Cecil Robinson was the miller at Sacrewell during the 1940s and among her many memories, Mary remembers him standing in the doorway of the mill with flour caught in his bushy eyebrows.

During your journey around the mill at Sacrewell, you’ll come across the character of the miller and his young apprentice, Jack.

Working from dawn until dusk, both would be tuned into the mill’s every movement, ensuring it all ran smoothly and tackling any problems that cropped up, including a constant battle with their arch nemeses-the rats.

Mrs Cherry says they have included the character of the apprentice to appeal to school children of a similar age who will be working with his character through the centre’s educational programme.

“He wouldn’t have been that much older than them,” Mrs Cherry explains.

“It helps children to identify with the history of Sacrewell if they’re able to put themselves in the position of one of the children who would have worked here.
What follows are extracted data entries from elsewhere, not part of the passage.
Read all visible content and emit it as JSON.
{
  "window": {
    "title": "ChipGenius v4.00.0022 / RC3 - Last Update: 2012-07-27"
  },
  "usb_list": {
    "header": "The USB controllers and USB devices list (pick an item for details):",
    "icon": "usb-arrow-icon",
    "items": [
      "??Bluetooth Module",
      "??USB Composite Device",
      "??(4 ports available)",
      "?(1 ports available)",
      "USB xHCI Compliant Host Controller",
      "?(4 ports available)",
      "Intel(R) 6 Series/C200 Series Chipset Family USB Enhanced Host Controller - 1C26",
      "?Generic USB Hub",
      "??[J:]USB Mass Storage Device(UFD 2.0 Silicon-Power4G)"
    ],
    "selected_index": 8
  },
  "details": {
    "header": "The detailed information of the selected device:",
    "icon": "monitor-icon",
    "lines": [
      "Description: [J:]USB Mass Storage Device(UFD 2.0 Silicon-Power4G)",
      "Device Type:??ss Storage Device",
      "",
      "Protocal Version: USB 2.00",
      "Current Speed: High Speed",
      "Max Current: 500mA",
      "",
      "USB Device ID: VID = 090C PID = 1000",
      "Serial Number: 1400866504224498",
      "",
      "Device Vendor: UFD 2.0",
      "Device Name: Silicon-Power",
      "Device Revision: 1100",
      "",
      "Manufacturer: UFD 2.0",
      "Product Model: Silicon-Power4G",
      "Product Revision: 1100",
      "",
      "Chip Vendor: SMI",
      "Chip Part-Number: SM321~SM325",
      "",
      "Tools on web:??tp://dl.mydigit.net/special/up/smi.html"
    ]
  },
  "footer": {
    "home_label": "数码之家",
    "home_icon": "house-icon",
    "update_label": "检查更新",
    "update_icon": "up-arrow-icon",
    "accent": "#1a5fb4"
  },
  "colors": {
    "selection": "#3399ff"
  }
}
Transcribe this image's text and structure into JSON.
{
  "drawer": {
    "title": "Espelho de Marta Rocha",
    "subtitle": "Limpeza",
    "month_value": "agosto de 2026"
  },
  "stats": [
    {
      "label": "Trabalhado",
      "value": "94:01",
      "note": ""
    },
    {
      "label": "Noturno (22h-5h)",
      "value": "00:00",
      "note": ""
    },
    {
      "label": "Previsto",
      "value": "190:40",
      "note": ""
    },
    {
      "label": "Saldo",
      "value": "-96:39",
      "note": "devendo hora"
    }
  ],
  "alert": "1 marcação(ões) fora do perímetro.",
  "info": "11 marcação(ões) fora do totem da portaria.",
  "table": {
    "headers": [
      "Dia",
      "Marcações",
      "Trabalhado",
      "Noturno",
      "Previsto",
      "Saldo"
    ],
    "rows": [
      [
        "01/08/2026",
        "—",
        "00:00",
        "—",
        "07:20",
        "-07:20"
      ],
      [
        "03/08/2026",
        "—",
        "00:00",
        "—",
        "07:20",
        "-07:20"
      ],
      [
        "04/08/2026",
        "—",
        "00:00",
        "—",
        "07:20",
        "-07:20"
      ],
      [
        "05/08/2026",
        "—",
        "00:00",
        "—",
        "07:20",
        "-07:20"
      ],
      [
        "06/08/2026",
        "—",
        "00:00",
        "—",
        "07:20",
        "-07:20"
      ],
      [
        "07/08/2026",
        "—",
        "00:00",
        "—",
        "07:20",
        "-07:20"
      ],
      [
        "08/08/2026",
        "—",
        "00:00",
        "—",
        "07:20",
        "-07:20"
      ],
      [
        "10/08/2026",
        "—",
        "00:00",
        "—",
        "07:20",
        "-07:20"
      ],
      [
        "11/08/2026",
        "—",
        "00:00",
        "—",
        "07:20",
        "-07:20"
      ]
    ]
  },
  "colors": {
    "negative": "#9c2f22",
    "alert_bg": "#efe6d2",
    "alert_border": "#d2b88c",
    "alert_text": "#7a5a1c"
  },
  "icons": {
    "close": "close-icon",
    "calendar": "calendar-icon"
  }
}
They’ll be able to find out about Jack and even see where he slept each night.”

The work to the mill has been carried out by Stamford firm, Messenger Construction, which has been on site for almost a year.

The first task for them was to waterproof the back of the building to ensure no water from the mill pond was leaking through. They have also cleaned and repaired the Collyweston slate roof, secured walls, replaced rotten floorboards and repainted the interiors and exteriors of the buildings.

Messenger worked with external contractors Traditional Millwrights to restore the waterwheel and as part of the project have installed a hydro-electric generator, completing the interpretation by including green energy and waterpower to finally bring the mill into the 21st Century.

Mill project officer Jane Harrison says that despite the building work being over, the project is far from complete.

“We’re recruiting 75 volunteers over the three-years of the project to really involve the community in what we’re doing here.

“From gardening and milling to dressing up in character and bringing the mill to life, this project will very much remain a story of the people. Who knows, in 1,000 years they might be writing about us.”

The mill will reopen to Sacrewell members on 18 July and the public on 19 July from 9.30am – 5pm. It will be opportunity to see the interpretation in full and meet some of the characters who have helped to bring it to life.